In the eyes of US Securities and Exchange Commission (SEC) chairman Gary Gensler, the SPAC market has been a free-for-all, benefitting everyone except for the retail investors who stump up their cash to back these deals. Speaking last month, the Wall Street watchdog floated potential rules that would oblige SPAC sponsors to provide investors with the same protections they expect in traditional IPOs. Developments such as these could have an impact on investors considering a SPAC both in the US and in markets where they have not been dominant.

Gensler has taken issue with the inflated promises that sponsors and target companies often make to investors when it comes time to transact—promises that are often left unfulfilled when the overly embellished forward-looking guidance reveals itself to be built on the flimsiest of foundations.

Not only does Gensler want to see less speculative and more realistic disclosures that are more in keeping with IPOs, he also wants sponsors, advisors and accountants to be held liable for any wild or inaccurate forecasts.

“Make no mistake: When it comes to liability, SPACs do not provide a ‘free pass’ for gatekeepers,” he remarked at the Healthy Markets Association Conference held at the end of 2021.

Paying the price

The SEC has already begun setting a precedent for tackling this grift. Last year, the regulator took enforcement action against electric truck start-up Nikola after its founder and CEO, Trevor Milton, allegedly misled investors about the business’s technology and capabilities.

Days before Christmas, the SEC announced that Nikola agreed to cough up US$125 million in penalties in connection with Milton having deceived investors about the company’s technological advancements, in-house production capabilities and truck orders. The company paid the fine without admitting or denying the regulator's findings.

Private disclosures

In addition to tightening the rules to stop so-called cash shells from window dressing financial projections, Gensler has trained his crosshairs on what he sees as “inconsistent and differential” disclosures during the various stages of the SPAC lifecycle. Private placement in public equity (PIPE) investors “may gain access to information the public hasn’t seen yet and can buy discounted shares based upon that information.”

In other words, all investors—big or small, retail or institutional—should have access to the same information at the same time.

The retail investor brigade may also not fully grasp that SPAC sponsors usually pocket 20% of the equity in merger deals, Gensler added.
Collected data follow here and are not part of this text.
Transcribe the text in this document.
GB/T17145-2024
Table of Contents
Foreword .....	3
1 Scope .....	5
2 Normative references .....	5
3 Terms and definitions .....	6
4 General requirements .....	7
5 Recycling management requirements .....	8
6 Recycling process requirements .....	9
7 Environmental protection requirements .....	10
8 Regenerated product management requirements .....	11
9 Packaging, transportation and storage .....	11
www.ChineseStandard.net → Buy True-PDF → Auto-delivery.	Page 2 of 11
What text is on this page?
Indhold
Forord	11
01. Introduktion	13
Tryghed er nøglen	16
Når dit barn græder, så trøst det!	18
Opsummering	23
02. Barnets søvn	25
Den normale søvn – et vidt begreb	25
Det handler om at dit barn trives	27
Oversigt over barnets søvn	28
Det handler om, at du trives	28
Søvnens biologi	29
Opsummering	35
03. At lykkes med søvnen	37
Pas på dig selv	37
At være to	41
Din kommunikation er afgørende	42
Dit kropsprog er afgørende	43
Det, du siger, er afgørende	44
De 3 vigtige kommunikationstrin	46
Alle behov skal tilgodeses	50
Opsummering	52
He argues that they should receive more information about the fees, dilution and conflicts of interest that may arise during the different stages of a merger.

This fighting talk will have caught the attention of SPAC sponsors and any corporates seeking a fast track to the public markets.

It remains to be seen when any formal rules will come down from on high. But the fate of Nikola, coupled with Gensler's blunt perspective, means that SPAC targets promising the earth and failing to deliver—especially where demonstrably bogus claims are made—are not likely to escape unscathed.